It’s fantastic news that women’s T20 cricket could be returning to the Commonwealth Games, it’s been far too long.

When I look back on my career that chance to play for South Africa at the 1998 Games in Kuala Lumpur is right up there - especially as we came home with a gold medal too.

I was only a youngster and I just remember being really excited to get the call-up.

Our team was captained by Shaun Pollock and included the likes of Makhaya Ntini, Mark Boucher and Hershelle Gibbs.

When you look back at the team now it was the core of players that took South Africa forward in the next few years.

Winning a gold gave us loads of confidence and South Africa won the ICC Champions Trophy in Bangladesh later that year too.

One of the great things about the Commonwealth Games is the chance to spend time with other sports and feeling part of a much bigger team.

I loved being in the athletes’ village and because our matches were really spread out we spent loads of time at other venues watching our team-mates in athletics, swimming and the like.

It was such a great learning experience to see how others approached their events and sports, how they trained and what they ate. It was really eye-opening for everyone in the team who only really knew cricket.

We won all our group games [against Barbados, Northern Ireland and Bangladesh] and came through a very close semi-final with Sri Lanka.

The final against Australia was magnificent and I’ve very fond memories of getting the gold medal.

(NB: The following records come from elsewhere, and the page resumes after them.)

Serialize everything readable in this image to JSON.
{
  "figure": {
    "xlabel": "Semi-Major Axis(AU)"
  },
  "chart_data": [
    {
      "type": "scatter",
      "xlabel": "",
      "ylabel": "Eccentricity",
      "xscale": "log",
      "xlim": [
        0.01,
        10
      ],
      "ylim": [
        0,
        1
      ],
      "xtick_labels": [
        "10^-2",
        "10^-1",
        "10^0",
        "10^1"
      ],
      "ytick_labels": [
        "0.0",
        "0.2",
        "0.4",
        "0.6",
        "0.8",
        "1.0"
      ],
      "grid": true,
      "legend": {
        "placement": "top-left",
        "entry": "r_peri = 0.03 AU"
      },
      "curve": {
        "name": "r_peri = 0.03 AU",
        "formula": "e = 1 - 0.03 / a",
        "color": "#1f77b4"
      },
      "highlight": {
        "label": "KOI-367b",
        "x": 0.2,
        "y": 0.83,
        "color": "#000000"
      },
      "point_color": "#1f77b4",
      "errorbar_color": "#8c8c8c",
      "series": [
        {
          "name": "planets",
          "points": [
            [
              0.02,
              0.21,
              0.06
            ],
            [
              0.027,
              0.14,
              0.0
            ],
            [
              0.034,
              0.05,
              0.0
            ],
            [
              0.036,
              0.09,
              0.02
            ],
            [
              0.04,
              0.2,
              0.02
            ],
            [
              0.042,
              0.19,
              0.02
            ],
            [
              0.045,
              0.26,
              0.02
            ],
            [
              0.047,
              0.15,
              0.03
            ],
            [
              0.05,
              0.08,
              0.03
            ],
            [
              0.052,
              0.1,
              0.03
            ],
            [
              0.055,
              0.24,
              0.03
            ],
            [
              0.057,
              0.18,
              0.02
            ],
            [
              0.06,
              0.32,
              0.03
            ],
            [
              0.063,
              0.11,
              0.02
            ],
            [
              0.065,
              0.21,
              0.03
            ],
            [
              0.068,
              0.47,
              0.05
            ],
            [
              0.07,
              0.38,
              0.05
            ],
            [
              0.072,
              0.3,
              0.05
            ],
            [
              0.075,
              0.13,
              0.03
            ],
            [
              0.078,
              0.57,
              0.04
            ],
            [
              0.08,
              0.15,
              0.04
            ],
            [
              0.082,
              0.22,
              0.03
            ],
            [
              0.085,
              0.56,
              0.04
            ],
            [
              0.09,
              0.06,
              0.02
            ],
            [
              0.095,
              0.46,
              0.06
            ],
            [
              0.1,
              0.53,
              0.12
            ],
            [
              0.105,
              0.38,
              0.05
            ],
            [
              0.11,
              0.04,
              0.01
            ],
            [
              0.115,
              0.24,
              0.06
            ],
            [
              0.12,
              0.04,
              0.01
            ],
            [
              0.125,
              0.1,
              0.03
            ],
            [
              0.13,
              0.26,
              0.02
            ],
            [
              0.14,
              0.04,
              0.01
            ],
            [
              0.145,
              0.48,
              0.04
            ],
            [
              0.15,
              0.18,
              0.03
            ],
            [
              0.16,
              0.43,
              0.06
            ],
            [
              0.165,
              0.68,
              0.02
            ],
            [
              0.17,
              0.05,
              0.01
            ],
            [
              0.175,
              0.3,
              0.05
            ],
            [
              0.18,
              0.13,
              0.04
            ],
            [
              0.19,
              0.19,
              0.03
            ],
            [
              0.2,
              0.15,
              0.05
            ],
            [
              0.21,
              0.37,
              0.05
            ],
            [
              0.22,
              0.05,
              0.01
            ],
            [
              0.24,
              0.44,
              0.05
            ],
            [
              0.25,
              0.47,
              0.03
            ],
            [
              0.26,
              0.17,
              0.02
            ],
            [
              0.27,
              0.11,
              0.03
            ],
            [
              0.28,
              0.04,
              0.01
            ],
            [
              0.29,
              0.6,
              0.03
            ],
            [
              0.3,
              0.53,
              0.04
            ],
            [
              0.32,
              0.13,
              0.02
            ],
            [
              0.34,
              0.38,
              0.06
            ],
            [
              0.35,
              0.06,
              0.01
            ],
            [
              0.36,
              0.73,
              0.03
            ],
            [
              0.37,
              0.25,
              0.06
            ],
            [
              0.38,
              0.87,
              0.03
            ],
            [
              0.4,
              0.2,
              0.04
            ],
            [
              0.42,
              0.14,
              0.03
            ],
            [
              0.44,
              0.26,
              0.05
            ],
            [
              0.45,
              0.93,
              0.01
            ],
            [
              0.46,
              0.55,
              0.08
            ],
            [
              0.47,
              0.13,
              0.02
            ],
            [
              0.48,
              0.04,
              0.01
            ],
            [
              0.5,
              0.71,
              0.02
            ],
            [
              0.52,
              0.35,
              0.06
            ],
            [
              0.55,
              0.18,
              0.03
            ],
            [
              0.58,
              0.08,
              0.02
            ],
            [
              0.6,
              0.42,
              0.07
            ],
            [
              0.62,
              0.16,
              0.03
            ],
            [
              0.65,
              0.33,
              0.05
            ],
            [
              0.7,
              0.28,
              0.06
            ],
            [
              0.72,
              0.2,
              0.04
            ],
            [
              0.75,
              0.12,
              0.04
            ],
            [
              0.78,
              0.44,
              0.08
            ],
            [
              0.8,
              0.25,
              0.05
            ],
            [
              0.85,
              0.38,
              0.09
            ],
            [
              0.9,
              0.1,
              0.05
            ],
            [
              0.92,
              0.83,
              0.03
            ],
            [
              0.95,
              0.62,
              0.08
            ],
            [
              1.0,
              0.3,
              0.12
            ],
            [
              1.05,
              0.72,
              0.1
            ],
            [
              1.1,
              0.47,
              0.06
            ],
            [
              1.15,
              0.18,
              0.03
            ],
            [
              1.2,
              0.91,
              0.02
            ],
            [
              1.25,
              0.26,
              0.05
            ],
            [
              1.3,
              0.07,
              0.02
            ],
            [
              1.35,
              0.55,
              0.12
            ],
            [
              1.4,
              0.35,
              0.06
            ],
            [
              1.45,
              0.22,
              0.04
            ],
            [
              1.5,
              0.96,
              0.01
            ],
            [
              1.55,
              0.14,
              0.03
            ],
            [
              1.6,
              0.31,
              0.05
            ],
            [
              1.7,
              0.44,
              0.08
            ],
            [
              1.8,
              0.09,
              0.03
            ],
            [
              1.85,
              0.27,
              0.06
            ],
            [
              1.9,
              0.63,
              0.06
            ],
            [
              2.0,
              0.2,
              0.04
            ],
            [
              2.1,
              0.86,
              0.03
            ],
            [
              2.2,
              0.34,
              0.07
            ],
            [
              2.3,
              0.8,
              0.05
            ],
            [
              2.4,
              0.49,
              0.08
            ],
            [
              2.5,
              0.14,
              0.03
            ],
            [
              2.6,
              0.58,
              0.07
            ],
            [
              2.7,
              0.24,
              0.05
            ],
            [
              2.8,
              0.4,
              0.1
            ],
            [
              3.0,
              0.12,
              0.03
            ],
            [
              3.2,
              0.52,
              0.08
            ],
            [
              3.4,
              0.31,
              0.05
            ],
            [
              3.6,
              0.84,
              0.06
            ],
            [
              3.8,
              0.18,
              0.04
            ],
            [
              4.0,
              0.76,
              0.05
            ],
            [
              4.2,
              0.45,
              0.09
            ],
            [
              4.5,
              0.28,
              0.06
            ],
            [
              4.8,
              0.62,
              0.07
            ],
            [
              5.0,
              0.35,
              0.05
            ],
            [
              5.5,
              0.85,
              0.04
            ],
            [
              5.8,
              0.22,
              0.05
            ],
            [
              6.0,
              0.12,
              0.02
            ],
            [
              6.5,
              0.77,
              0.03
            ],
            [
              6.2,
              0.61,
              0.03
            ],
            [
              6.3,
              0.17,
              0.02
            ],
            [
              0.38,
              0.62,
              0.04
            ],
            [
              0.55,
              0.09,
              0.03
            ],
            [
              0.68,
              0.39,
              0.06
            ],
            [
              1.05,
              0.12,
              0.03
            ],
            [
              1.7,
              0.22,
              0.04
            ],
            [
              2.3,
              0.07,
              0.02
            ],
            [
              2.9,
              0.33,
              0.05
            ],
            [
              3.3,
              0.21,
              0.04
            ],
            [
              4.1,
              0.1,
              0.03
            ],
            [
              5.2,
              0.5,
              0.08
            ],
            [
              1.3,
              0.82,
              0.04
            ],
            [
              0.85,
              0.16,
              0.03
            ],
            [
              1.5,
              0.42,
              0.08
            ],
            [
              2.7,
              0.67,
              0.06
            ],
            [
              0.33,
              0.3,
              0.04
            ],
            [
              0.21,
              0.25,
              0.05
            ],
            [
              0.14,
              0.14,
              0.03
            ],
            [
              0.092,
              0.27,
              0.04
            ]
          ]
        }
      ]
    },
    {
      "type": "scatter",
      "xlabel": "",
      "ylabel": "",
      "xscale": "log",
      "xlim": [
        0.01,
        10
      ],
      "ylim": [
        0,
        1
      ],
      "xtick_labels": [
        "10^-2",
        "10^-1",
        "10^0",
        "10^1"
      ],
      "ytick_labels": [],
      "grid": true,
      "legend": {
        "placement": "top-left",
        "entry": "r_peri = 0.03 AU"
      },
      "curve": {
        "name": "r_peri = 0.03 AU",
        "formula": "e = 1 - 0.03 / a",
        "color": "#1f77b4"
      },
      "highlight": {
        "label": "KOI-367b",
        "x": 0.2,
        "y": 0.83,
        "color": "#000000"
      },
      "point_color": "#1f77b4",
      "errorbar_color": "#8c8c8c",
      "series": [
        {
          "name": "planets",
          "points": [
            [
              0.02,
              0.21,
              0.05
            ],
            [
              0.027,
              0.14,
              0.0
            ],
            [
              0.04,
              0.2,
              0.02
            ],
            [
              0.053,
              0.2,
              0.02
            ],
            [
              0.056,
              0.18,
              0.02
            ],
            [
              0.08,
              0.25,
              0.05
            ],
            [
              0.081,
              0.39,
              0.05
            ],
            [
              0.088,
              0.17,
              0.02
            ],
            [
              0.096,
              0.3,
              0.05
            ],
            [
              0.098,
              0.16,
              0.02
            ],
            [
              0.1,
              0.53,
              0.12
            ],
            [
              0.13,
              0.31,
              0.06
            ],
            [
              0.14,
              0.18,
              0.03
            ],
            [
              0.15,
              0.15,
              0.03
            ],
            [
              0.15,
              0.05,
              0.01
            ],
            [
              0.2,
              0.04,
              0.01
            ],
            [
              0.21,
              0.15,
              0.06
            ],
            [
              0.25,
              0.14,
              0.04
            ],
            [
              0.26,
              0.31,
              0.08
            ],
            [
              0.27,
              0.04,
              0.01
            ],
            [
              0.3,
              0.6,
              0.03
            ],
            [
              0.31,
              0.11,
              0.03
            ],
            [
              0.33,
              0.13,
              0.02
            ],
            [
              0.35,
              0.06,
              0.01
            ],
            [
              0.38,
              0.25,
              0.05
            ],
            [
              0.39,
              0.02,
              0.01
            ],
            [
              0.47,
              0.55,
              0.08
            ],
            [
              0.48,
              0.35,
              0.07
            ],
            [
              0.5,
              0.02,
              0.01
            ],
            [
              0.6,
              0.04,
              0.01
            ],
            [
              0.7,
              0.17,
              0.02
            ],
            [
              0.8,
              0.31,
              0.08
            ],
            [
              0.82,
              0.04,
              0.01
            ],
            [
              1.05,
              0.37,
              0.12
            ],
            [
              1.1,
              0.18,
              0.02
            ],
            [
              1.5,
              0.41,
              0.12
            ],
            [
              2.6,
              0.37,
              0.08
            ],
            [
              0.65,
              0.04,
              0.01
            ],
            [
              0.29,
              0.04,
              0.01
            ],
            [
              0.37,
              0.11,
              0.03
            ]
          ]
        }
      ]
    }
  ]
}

It certainly ranks right up there in all of my cricket memories.

Even back in 1998 there was talk about the event being a 20-over competition, so it’s finally come true it seems.

That format of T20 lends itself perfectly to an event like the Commonwealth Games, which is over in a couple of weeks. And cricket is so loved in the Commonwealth too.

It’s a great idea to get it back in the event and give the sport and the women’s players that exposure. I just hope cricket will now establish itself at the event.